7. Este modo literário abrange vários géneros como a epopeia, o romance, a novela e o conto. 8. A epopeia é uma narrativa em verso, geralmente numa estrutura de poema, que traduz as façanhas ou o espírito de um povo e que tem interesse para esse povo e para a Humanidade. A sua estrutura obedece a regras rígidas.

9. A caracterização directa é feita a partir das atitudes, dos gestos, dos comportamentos e dos sentimentos da personagem ou a partir dos símbolos que a acompanham, o leitor forma as suas próprias opiniões acerca das características físicas ou psíquicas da personagem.

10. A novela é um género narrativo que se distingue normalmente por uma extensão menor que a do conto e maior que a do romance.

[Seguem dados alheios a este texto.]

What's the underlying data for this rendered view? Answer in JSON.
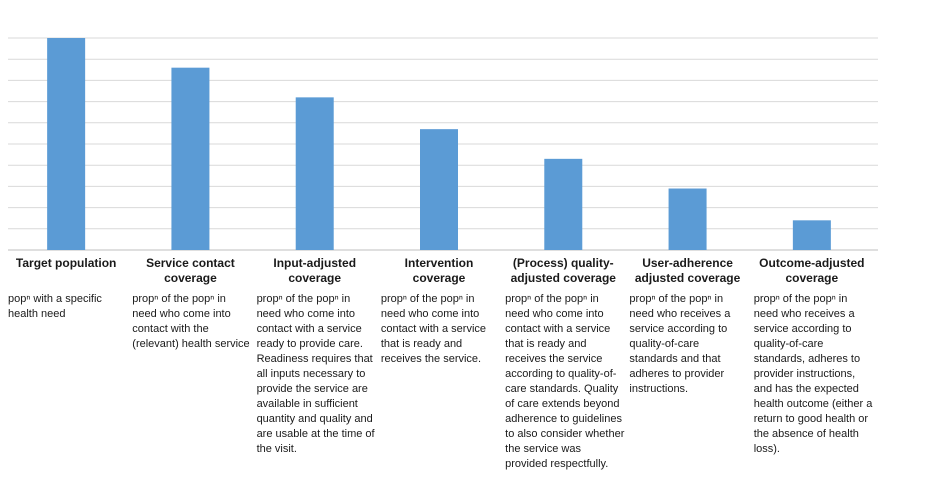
{
  "caption": "",
  "chart_data": {
    "type": "bar",
    "ylabel": "",
    "ylim": [
      0,
      100
    ],
    "grid": true,
    "categories": [
      "Target population",
      "Service contact coverage",
      "Input-adjusted coverage",
      "Intervention coverage",
      "(Process) quality-adjusted coverage",
      "User-adherence adjusted coverage",
      "Outcome-adjusted coverage"
    ],
    "values": [
      100,
      86,
      72,
      57,
      43,
      29,
      14
    ],
    "bar_color": "#5B9BD5",
    "grid_color": "#D9D9D9"
  },
  "descriptions": [
    "popⁿ with a specific health need",
    "propⁿ of the popⁿ in need who come into contact with the (relevant) health service",
    "propⁿ of the popⁿ in need who come into contact with a service ready to provide care. Readiness requires that all inputs necessary to provide the service are available in sufficient quantity and quality and are usable at the time of the visit.",
    "propⁿ of the popⁿ in need who come into contact with a service that is ready and receives the service.",
    "propⁿ of the popⁿ in need who come into contact with a service that is ready and receives the service according to quality-of-care standards. Quality of care extends beyond adherence to guidelines to also consider whether the service was provided respectfully.",
    "propⁿ of the popⁿ in need who receives a service according to quality-of-care standards and that adheres to provider instructions.",
    "propⁿ of the popⁿ in need who receives a service according to quality-of-care standards, adheres to provider instructions, and has the expected health outcome (either a return to good health or the absence of health loss)."
  ]
}
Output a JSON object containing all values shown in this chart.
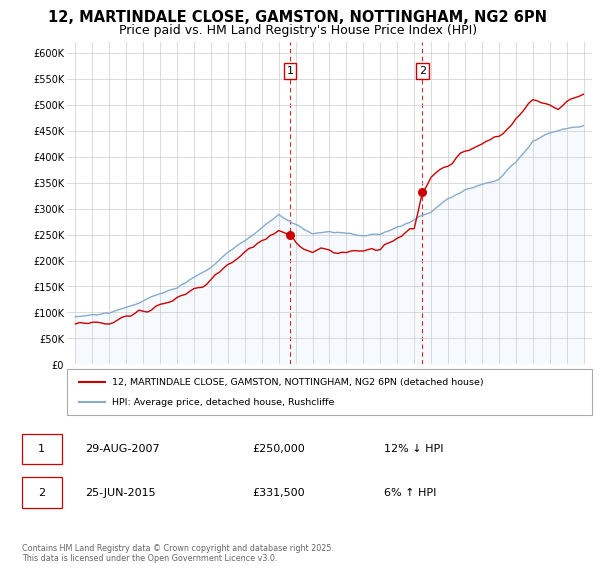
{
  "title": "12, MARTINDALE CLOSE, GAMSTON, NOTTINGHAM, NG2 6PN",
  "subtitle": "Price paid vs. HM Land Registry's House Price Index (HPI)",
  "title_fontsize": 10.5,
  "subtitle_fontsize": 9,
  "background_color": "#ffffff",
  "plot_bg_color": "#ffffff",
  "grid_color": "#cccccc",
  "line1_color": "#cc0000",
  "line2_color": "#88aacc",
  "line2_fill_color": "#ddeeff",
  "sale1_x": 2007.66,
  "sale1_y": 250000,
  "sale1_label": "1",
  "sale2_x": 2015.48,
  "sale2_y": 331500,
  "sale2_label": "2",
  "vline_color": "#cc0000",
  "marker_color": "#cc0000",
  "legend1": "12, MARTINDALE CLOSE, GAMSTON, NOTTINGHAM, NG2 6PN (detached house)",
  "legend2": "HPI: Average price, detached house, Rushcliffe",
  "table_row1_num": "1",
  "table_row1_date": "29-AUG-2007",
  "table_row1_price": "£250,000",
  "table_row1_hpi": "12% ↓ HPI",
  "table_row2_num": "2",
  "table_row2_date": "25-JUN-2015",
  "table_row2_price": "£331,500",
  "table_row2_hpi": "6% ↑ HPI",
  "footer": "Contains HM Land Registry data © Crown copyright and database right 2025.\nThis data is licensed under the Open Government Licence v3.0.",
  "ylim": [
    0,
    620000
  ],
  "xlim_start": 1994.5,
  "xlim_end": 2025.5,
  "yticks": [
    0,
    50000,
    100000,
    150000,
    200000,
    250000,
    300000,
    350000,
    400000,
    450000,
    500000,
    550000,
    600000
  ],
  "ytick_labels": [
    "£0",
    "£50K",
    "£100K",
    "£150K",
    "£200K",
    "£250K",
    "£300K",
    "£350K",
    "£400K",
    "£450K",
    "£500K",
    "£550K",
    "£600K"
  ],
  "xticks": [
    1995,
    1996,
    1997,
    1998,
    1999,
    2000,
    2001,
    2002,
    2003,
    2004,
    2005,
    2006,
    2007,
    2008,
    2009,
    2010,
    2011,
    2012,
    2013,
    2014,
    2015,
    2016,
    2017,
    2018,
    2019,
    2020,
    2021,
    2022,
    2023,
    2024,
    2025
  ]
}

11. O conto é uma narrativa pouco extensa e concisa. Detentora de unidade dramática, a sua acção concentra-se num único ponto de interesse. Os eventos surgem concentrados, estando a descrição praticamente ausente, ao contrário do diálogo que assume um papel importante.

12. Na descrição, o tempo verbal privilegiado é pretérito imperfeito do indicativo, pelo seu valor durativo e de continuidade.

13. Na narração, o tempo verbal privilegiado é o pretérito perfeito do indicativo, na medida em que torna as acções como únicas, emprestando-lhes um carácter de momentaneidade.

14. O discurso indirecto caracteriza-se pela transcrição integral das falas das personagens.

15. No discurso directo são reproduzidas as declarações das personagens sem que, no entanto, estas falem.

16. O narrador é a entidade responsável pela produção do discurso narrativo.

17. O narrador autodiegético participa na história narrada, mas como personagem secundária.

18. O narrador homodiegético não participa como personagem na história narrada.

19. O narrador omnisciente mostra conhecer tudo, de forma limitada, tanto os pormenores da intriga como os pensamentos mais íntimos das personagens.

20. O tempo psicológico corresponde ao tempo filtrado pelas vivências psicológicas das personagens. Constitui também o referencial da mudança operada nas personagens: o desgaste que sobre elas provoca a passagem do tempo.